Bild: Hatte zu viele Probleme mit seinen Mitarbeitern: Heinz Fromm.
BERLIN taz | Die Sitzplätze reichten nicht aus in Saal 4900 des
Paul-Löbe-Hauses. Noch auf dem letzten Quadratzentimeter standen Zuschauer
und Medienleute, um die Aussage des scheidenden Verfassungsschutzchefs
Heinz Fromm vor dem NSU-Untersuchungsausschuss des Bundestags in Berlin zu
hören. Der war wegen einer beispiellosen Aktenschredder-Affäre in seinem
Amt am Montag zurückgetreten, deren Hintergründe weiter nebulös bleiben.

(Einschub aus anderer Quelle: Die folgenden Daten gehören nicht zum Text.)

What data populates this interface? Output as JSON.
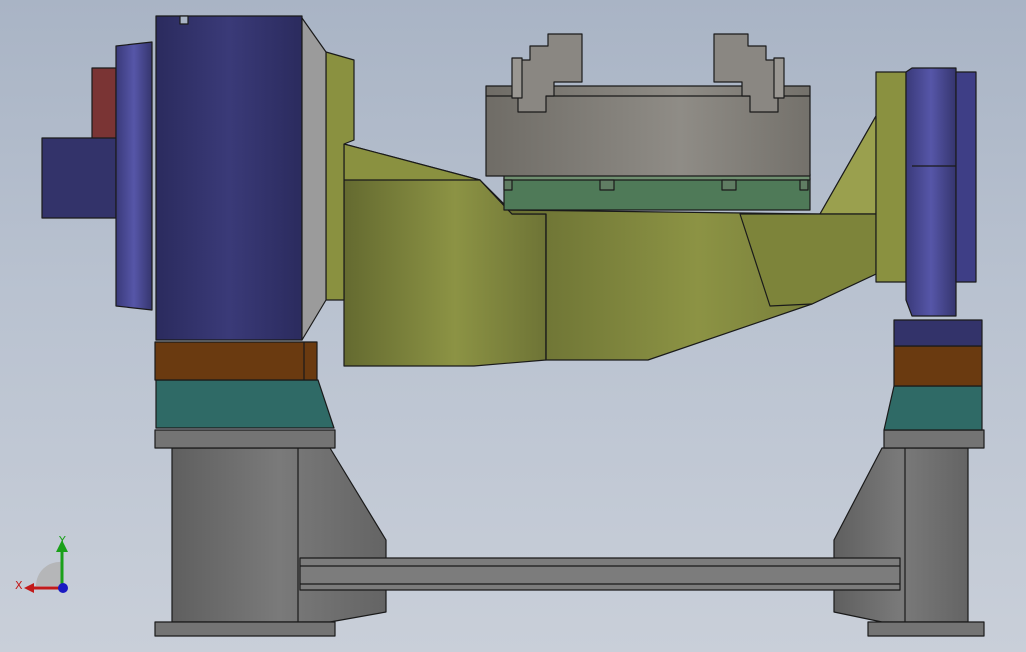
{
  "viewport": {
    "background_top": "#a9b4c5",
    "background_bottom": "#c9cfd9"
  },
  "colors": {
    "motor_blue": "#33336a",
    "motor_blue_light": "#4a4a9a",
    "arm_olive": "#6e7436",
    "arm_olive_light": "#9aa04e",
    "fixture_gray": "#7e7b75",
    "plate_green": "#4f7a58",
    "bearing_brown": "#6a3a10",
    "base_teal": "#2f6a66",
    "stand_gray": "#6f6f6f",
    "flange_red": "#7a3434"
  },
  "triad": {
    "x_label": "X",
    "y_label": "Y",
    "x_color": "#c21a1a",
    "y_color": "#1aa01a",
    "z_color": "#1a1ac2"
  }
}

Fromms Aussage war freilich schon für diesen Tag geplant worden, bevor die
Schredderei potenziell wichtiger Akten zur Aufklärung des NSU-Komplexes
bekannt wurde. Und so äußerte sich der 63-Jährige am Donnerstagnachmittag
erst mal grundsätzlicher.
Aschfahl und sichtbar angefasst bedauerte er, die Taten des NSU über Jahre
hinweg nicht als rechtsextreme Mordserie erkannt zu haben. „Das ist, und
dabei bleibe ich, eine schwere Niederlage für die Sicherheitsbehörden.“ Und
es sei zugleich „eine schwere Last“, so Fromm weiter, von der man auch
nicht durch organisatorische und personelle Konsequenzen entlastet werde.

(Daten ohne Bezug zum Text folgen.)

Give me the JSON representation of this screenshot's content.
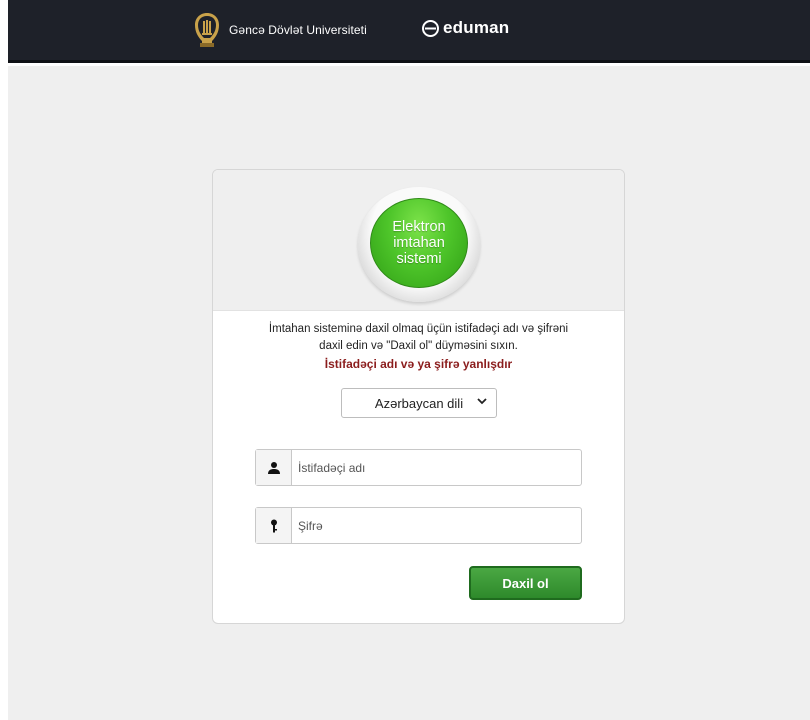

Um persönliche Eitelkeiten dürfe es nicht gehen, sagte er mit Blick auf
seinen vorgezogenen Ruhestand ab August.
Dem Verfassungsschutz sei klar gewesen, dass Neonazis zu tödlicher Gewalt
fähig seien, so Fromm. Aber eine rechtsextreme Terrorgruppe, die über 13
Jahre hinweg abgetaucht bleibt und zehn Menschen exekutiert, habe man nicht
für denkbar gehalten. Man sei wohl „etwas borniert“ gewesen, nur das zu
sehen, was man schon gekannt habe. „Der Blick war zu eng“, so Fromm.
Zur Aktenschredderei selbst äußerte sich der scheidende
Verfassungsschutzchef Fromm mit einigen deutlichen Worten, doch viele
Fragen blieben bis zum Redaktionsschluss weiter offen.
Wie vergangenen Donnerstag bekannt wurde, hatte ein Referatsleiter aus dem
Verfassungsschutz Akten zu mehreren V-Leuten aus dem „Thüringer
Heimatschutz“ gelöscht – jener Neonazitruppe, aus dem auch Uwe Mundlos, Uwe
Böhnhardt und Beate Zschäpe stammten, die nach ihrem Untertauchen 1998 den
Nationalsozialistischen Untergrund bildeten. Noch heikler wurde die
Angelegenheit dadurch, dass die Akten am 11. November 2011 im Reißwolf
landeten: An jenem Tag wurde bekannt, dass es den NSU gab.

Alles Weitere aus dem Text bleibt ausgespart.